Accueil > En cours > « No comment »

« No comment »

Voilà belle lurette que je n’avais pas lu autant de « littérature jeunesse ». Mon prix Rhône-Alpes 2008 du livre jeunesse m’a, effet secondaire, bombardé membre d’office pour le jury 2009. J’ai donc rejoint un distingué aréopage de critiques, bibliothécaires, libraires, directeurs de salons, a priori tous plus savants que moi, et nous discutons « littérature jeunesse ». On goûte le cru de l’année, son bouquet, sa robe et sa cuisse, et on recrache. Deux réunions ont déjà eu lieu, les livres circulent, 30 ou 40, ils diminueront au fil des semaines jusqu’à ce que l’on se mette d’accord sur celui qui mérite la timbale et la bise de la conseillère régionale déléguée à la culture. Tout ceci rigoureusement confidentiel, bien sûr : je ne donnerai pas de noms. No comment.

Je lis, donc. Souvent, c’est laborieux (oh la la, comme c’est mauvais, la « littérature jeunesse » ! Oh comme elle mérite sa sale réputation de sous-littérature normée et normative, pré-mâchée et fonctionnelle !), et de temps en temps c’est magnifique (oh la la, comme c’est riche et surprenant, la « littérature jeunesse » ! Que d’univers singuliers, que de pépites en liberté, que de merveilles insoupçonnées par les snobs qui auraient l’impression de déroger si par accident ils ouvraient un « livre pour enfants » !).

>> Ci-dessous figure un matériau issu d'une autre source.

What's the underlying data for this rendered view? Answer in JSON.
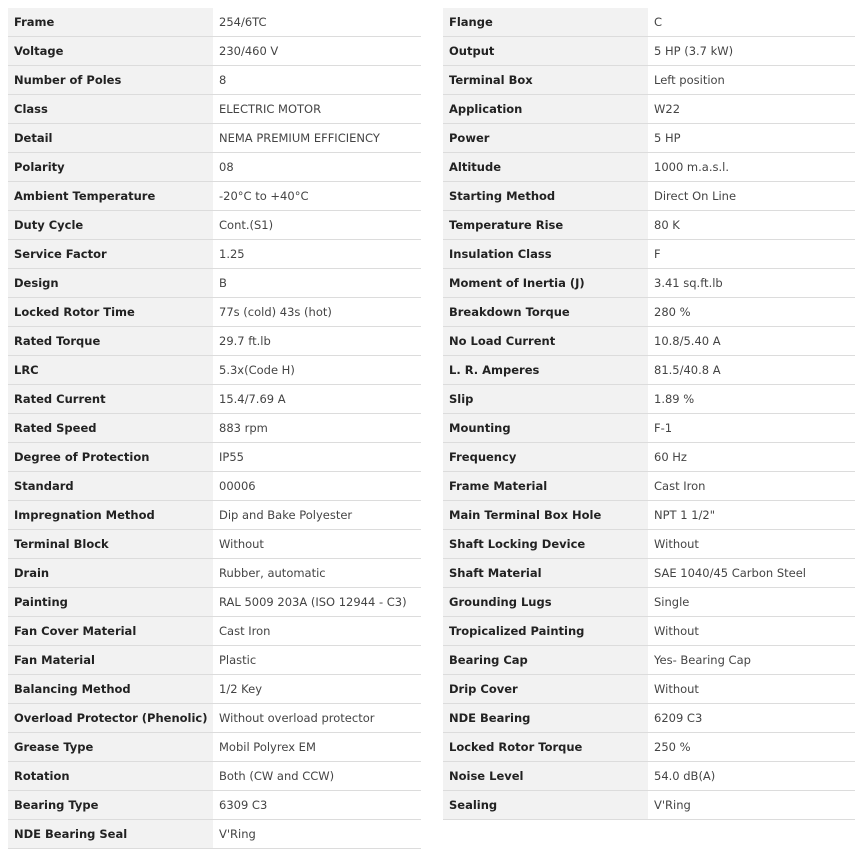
{
  "left": {
    "rows": [
      [
        "Frame",
        "254/6TC"
      ],
      [
        "Voltage",
        "230/460 V"
      ],
      [
        "Number of Poles",
        "8"
      ],
      [
        "Class",
        "ELECTRIC MOTOR"
      ],
      [
        "Detail",
        "NEMA PREMIUM EFFICIENCY"
      ],
      [
        "Polarity",
        "08"
      ],
      [
        "Ambient Temperature",
        "-20°C to +40°C"
      ],
      [
        "Duty Cycle",
        "Cont.(S1)"
      ],
      [
        "Service Factor",
        "1.25"
      ],
      [
        "Design",
        "B"
      ],
      [
        "Locked Rotor Time",
        "77s (cold) 43s (hot)"
      ],
      [
        "Rated Torque",
        "29.7 ft.lb"
      ],
      [
        "LRC",
        "5.3x(Code H)"
      ],
      [
        "Rated Current",
        "15.4/7.69 A"
      ],
      [
        "Rated Speed",
        "883 rpm"
      ],
      [
        "Degree of Protection",
        "IP55"
      ],
      [
        "Standard",
        "00006"
      ],
      [
        "Impregnation Method",
        "Dip and Bake Polyester"
      ],
      [
        "Terminal Block",
        "Without"
      ],
      [
        "Drain",
        "Rubber, automatic"
      ],
      [
        "Painting",
        "RAL 5009 203A (ISO 12944 - C3)"
      ],
      [
        "Fan Cover Material",
        "Cast Iron"
      ],
      [
        "Fan Material",
        "Plastic"
      ],
      [
        "Balancing Method",
        "1/2 Key"
      ],
      [
        "Overload Protector (Phenolic)",
        "Without overload protector"
      ],
      [
        "Grease Type",
        "Mobil Polyrex EM"
      ],
      [
        "Rotation",
        "Both (CW and CCW)"
      ],
      [
        "Bearing Type",
        "6309 C3"
      ],
      [
        "NDE Bearing Seal",
        "V'Ring"
      ]
    ]
  },
  "right": {
    "rows": [
      [
        "Flange",
        "C"
      ],
      [
        "Output",
        "5 HP (3.7 kW)"
      ],
      [
        "Terminal Box",
        "Left position"
      ],
      [
        "Application",
        "W22"
      ],
      [
        "Power",
        "5 HP"
      ],
      [
        "Altitude",
        "1000 m.a.s.l."
      ],
      [
        "Starting Method",
        "Direct On Line"
      ],
      [
        "Temperature Rise",
        "80 K"
      ],
      [
        "Insulation Class",
        "F"
      ],
      [
        "Moment of Inertia (J)",
        "3.41 sq.ft.lb"
      ],
      [
        "Breakdown Torque",
        "280 %"
      ],
      [
        "No Load Current",
        "10.8/5.40 A"
      ],
      [
        "L. R. Amperes",
        "81.5/40.8 A"
      ],
      [
        "Slip",
        "1.89 %"
      ],
      [
        "Mounting",
        "F-1"
      ],
      [
        "Frequency",
        "60 Hz"
      ],
      [
        "Frame Material",
        "Cast Iron"
      ],
      [
        "Main Terminal Box Hole",
        "NPT 1 1/2\""
      ],
      [
        "Shaft Locking Device",
        "Without"
      ],
      [
        "Shaft Material",
        "SAE 1040/45 Carbon Steel"
      ],
      [
        "Grounding Lugs",
        "Single"
      ],
      [
        "Tropicalized Painting",
        "Without"
      ],
      [
        "Bearing Cap",
        "Yes- Bearing Cap"
      ],
      [
        "Drip Cover",
        "Without"
      ],
      [
        "NDE Bearing",
        "6209 C3"
      ],
      [
        "Locked Rotor Torque",
        "250 %"
      ],
      [
        "Noise Level",
        "54.0 dB(A)"
      ],
      [
        "Sealing",
        "V'Ring"
      ]
    ]
  }
}
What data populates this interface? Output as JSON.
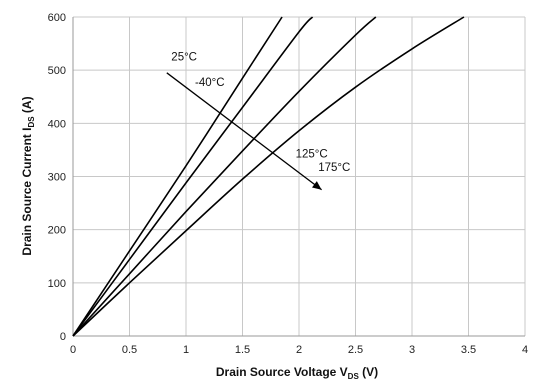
{
  "chart_data": {
    "type": "line",
    "title": "",
    "xlabel": {
      "main": "Drain Source Voltage V",
      "sub": "DS",
      "unit": " (V)"
    },
    "ylabel": {
      "main": "Drain Source Current I",
      "sub": "DS",
      "unit": " (A)"
    },
    "xlim": [
      0,
      4
    ],
    "ylim": [
      0,
      600
    ],
    "xticks": [
      0,
      0.5,
      1,
      1.5,
      2,
      2.5,
      3,
      3.5,
      4
    ],
    "xtick_labels": [
      "0",
      "0.5",
      "1",
      "1.5",
      "2",
      "2.5",
      "3",
      "3.5",
      "4"
    ],
    "yticks": [
      0,
      100,
      200,
      300,
      400,
      500,
      600
    ],
    "ytick_labels": [
      "0",
      "100",
      "200",
      "300",
      "400",
      "500",
      "600"
    ],
    "grid": true,
    "line_color": "#000000",
    "grid_color": "#c8c8c8",
    "series": [
      {
        "x": [
          0,
          0.5,
          1.0,
          1.5,
          1.85
        ],
        "y": [
          0,
          160,
          320,
          485,
          600
        ]
      },
      {
        "x": [
          0,
          0.5,
          1.0,
          1.5,
          2.0,
          2.12
        ],
        "y": [
          0,
          144,
          288,
          430,
          572,
          600
        ]
      },
      {
        "x": [
          0,
          0.5,
          1.0,
          1.5,
          2.0,
          2.5,
          2.68
        ],
        "y": [
          0,
          117,
          234,
          348,
          460,
          566,
          600
        ]
      },
      {
        "x": [
          0,
          0.5,
          1.0,
          1.5,
          2.0,
          2.5,
          3.0,
          3.46
        ],
        "y": [
          0,
          100,
          198,
          295,
          386,
          468,
          540,
          600
        ]
      }
    ],
    "annotations": {
      "labels": [
        {
          "text": "25°C",
          "x": 0.87,
          "y": 518
        },
        {
          "text": "-40°C",
          "x": 1.08,
          "y": 470
        },
        {
          "text": "125°C",
          "x": 1.97,
          "y": 336
        },
        {
          "text": "175°C",
          "x": 2.17,
          "y": 310
        }
      ],
      "arrow": {
        "from": [
          0.83,
          495
        ],
        "to": [
          2.2,
          275
        ]
      }
    }
  }
}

Les listes des ouvrages en lice sont à géométrie variable, on raye, on ajoute dans les marges. A un moment donné, je pose une question innocente :

– Tiens, pourquoi ce livre-ci est exclu ?
– Parce que c’est une BD.

Je poursuis, de plus en plus candide :

– Ah bon, être une bande dessinée constitue donc un vice de forme redhibitoire ? Et pourquoi ? Y’a-t-il une catégorie à part, une « catégorie bande dessinée » dans les prix Rhône-Alpes ?

Mes co-jurys me regardent avec un sourire indulgent. Une quoi ? Une… catégorie BD ? Ce Fabrice Vigne est un ingénu d’accord, un bizuth, un fauteuil tournant, mais est-il possible d’être si innocent ?

Voilà : la « littérature jeunesse » n’est pas le seul champ éditorial qui donnerait aux lecteurs sérieux, jurys ou non, la sensation de déroger. Si cette pauvre « littérature jeunesse » est la cinquième roue du char, nous avons identifié la sixième : la bande dessinée.

Pourtant, l’un des livres les plus forts que j’ai lus cette année (comme chaque année, si je réfléchis bien) est une bande dessinée. Mieux : elle est signée par un auteur rhonalpin (il habite Lyon, que je sache). No comment, par Ivan Brun, éditions Drugstore (filiale de Glénat). Je me permets de le citer sans scrupules, ce n’est pas confidentiel, il n’est sur aucune liste (et d’ailleurs ce n’est pas particulièrement « jeunesse »). Voilà un livre choquant, subversif, formellement original, qui dit quelque chose d’important sur notre époque, sur sa « jeunesse », sur vous et moi, et qui le fait en inventant à chaque page son propre langage, à la fois virtuose et expérimental. Bref, très précisément ce que l’on peut attendre d’un livre, d’un bon livre. Hélas pour lui, ce n’est pas un livre, c’est une BD. Par conséquent Ivan Brun et son oeuvre resteront ignorés des prix Rhône-Alpes du livre.

Allez, j’y retourne, j’ai un « roman jeunesse » à lire.